Kids like Tiffany tear at Hansen's heart. He doesn't know the details, just that she lives with her grandmother. He has seen her on good days and on days when she "falls off the edge of the cliff."

This is an off-the-edge-of-the-cliff day. Hansen and the behavior specialist are taking Tiffany to the time-out room, a 6- by 7-foot closet with a steel-reinforced door.

Tiffany is frantic by the time they get her inside.

She pounds on the door with her fists. She kicks it. She yells: "I'm gonna kill you! "I'm gonna f------ kill you!"

Just the week before, Hansen bought Tiffany an ice cream. It's something he does as an incentive to get kids to behave for a week, a day, a few hours.

Today, all he'll probably be able to do for her is give her a ride home in his police car. He doubts she'll calm down in time to ride the bus.

*   *   *

Hansen never planned to become a school cop. But a month into his retirement, he needed something to do. Chief Doreen Thomas, his supervisor on the Pinellas Park force, recommended him to the school district's police chief.

Since coming to Sanders, he has learned school policing is very different from city policing.

"Some days you fight with them and some days you arrest them," he says. "But you have to come back and deal with the same kids the next day. You have to build a relationship and a rapport with them."

Over time, the relationship has become a two-way street. Kids don't curse him as much. Sometimes, a child will tell Hansen he wishes he were his dad.

The 10- to 12-hour days don't always end happily. He recently had to Baker Act a 6-year-old who ran into the street and wrapped his shoelaces around his neck.

There are a few victories.

A girl Hansen got off on the wrong foot with has since moved from Sanders to Dixie Hollins High School. She still calls him once a week to check in. A student with whom he says he had a love-hate relationship will transfer to St. Petersburg High School next year.

And a boy who will be a senior at Sanders next year has received permission to play football for St. Petersburg High. Hansen has promised to be in the stands cheering for him at his first game.

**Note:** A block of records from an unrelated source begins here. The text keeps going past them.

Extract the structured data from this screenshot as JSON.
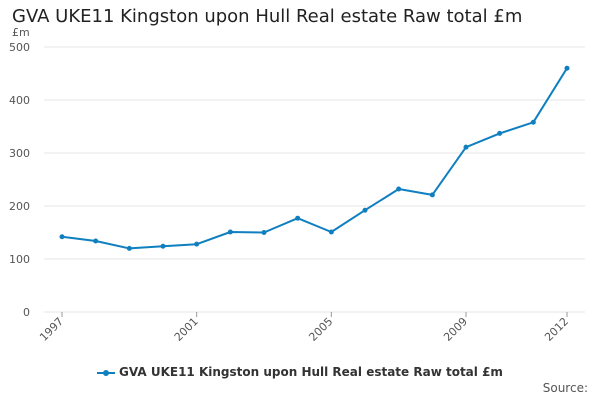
{
  "title": "GVA UKE11 Kingston upon Hull Real estate Raw total £m",
  "source_label": "Source:",
  "colors": {
    "series": "#0f7fc0",
    "grid": "#e6e6e6",
    "axis_text": "#555555"
  },
  "chart_data": {
    "type": "line",
    "title": "GVA UKE11 Kingston upon Hull Real estate Raw total £m",
    "ylabel": "£m",
    "xlabel": "",
    "ylim": [
      0,
      500
    ],
    "yticks": [
      0,
      100,
      200,
      300,
      400,
      500
    ],
    "xticks": [
      1997,
      2001,
      2005,
      2009,
      2012
    ],
    "xlim": [
      1997,
      2012
    ],
    "grid": true,
    "legend": "bottom",
    "series": [
      {
        "name": "GVA UKE11 Kingston upon Hull Real estate Raw total £m",
        "x": [
          1997,
          1998,
          1999,
          2000,
          2001,
          2002,
          2003,
          2004,
          2005,
          2006,
          2007,
          2008,
          2009,
          2010,
          2011,
          2012
        ],
        "values": [
          142,
          134,
          120,
          124,
          128,
          151,
          150,
          177,
          151,
          192,
          232,
          221,
          311,
          337,
          358,
          460
        ]
      }
    ]
  }
}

"Another police officer would say I was crazy," Hansen says. "But I'll tell you right now, things like that make it all worthwhile."

*   *   *

Hansen has pretty much given up hope for Tiffany on the day of her meltdown. After the way she carried on in the time-out room, he doubts anything good will happen to her for the rest of the afternoon.

At 1 p.m., he heads to the bus circle for dismissal. He stands at his usual post, the radio still talking on his shoulder. Scanning the faces of the kids who brush past him, he greets the ones who make eye contact and some who don't.

"Antonio! Have a good one!"

"See you later, Brian!"

A student runs past him with a sheet of paper in his hand.

"I got a hundred!" the boy yells.

"Awesome, man," Hansen responds.

Then he sees Tiffany. She's walking slowly, alone as usual. Someone has wiped her face, but her shirt is still stained with spaghetti.

He heads toward her, then changes his mind. He can tell she doesn't want to talk.

Head down, shoulders slumped, she climbs the steps of her bus. She finds a seat halfway back, collapses against the cushion and stares straight ahead.

Hansen watches from the sidewalk and wonders what she's thinking. He knows she wouldn't tell him even if he asked. He watches the bus pull away from the curb and silently wishes her well.

He heads back to his office and with one backward glance over his shoulder thinks:

Maybe tomorrow will be a better day for Tiffany. Maybe tomorrow will be a better day for them all.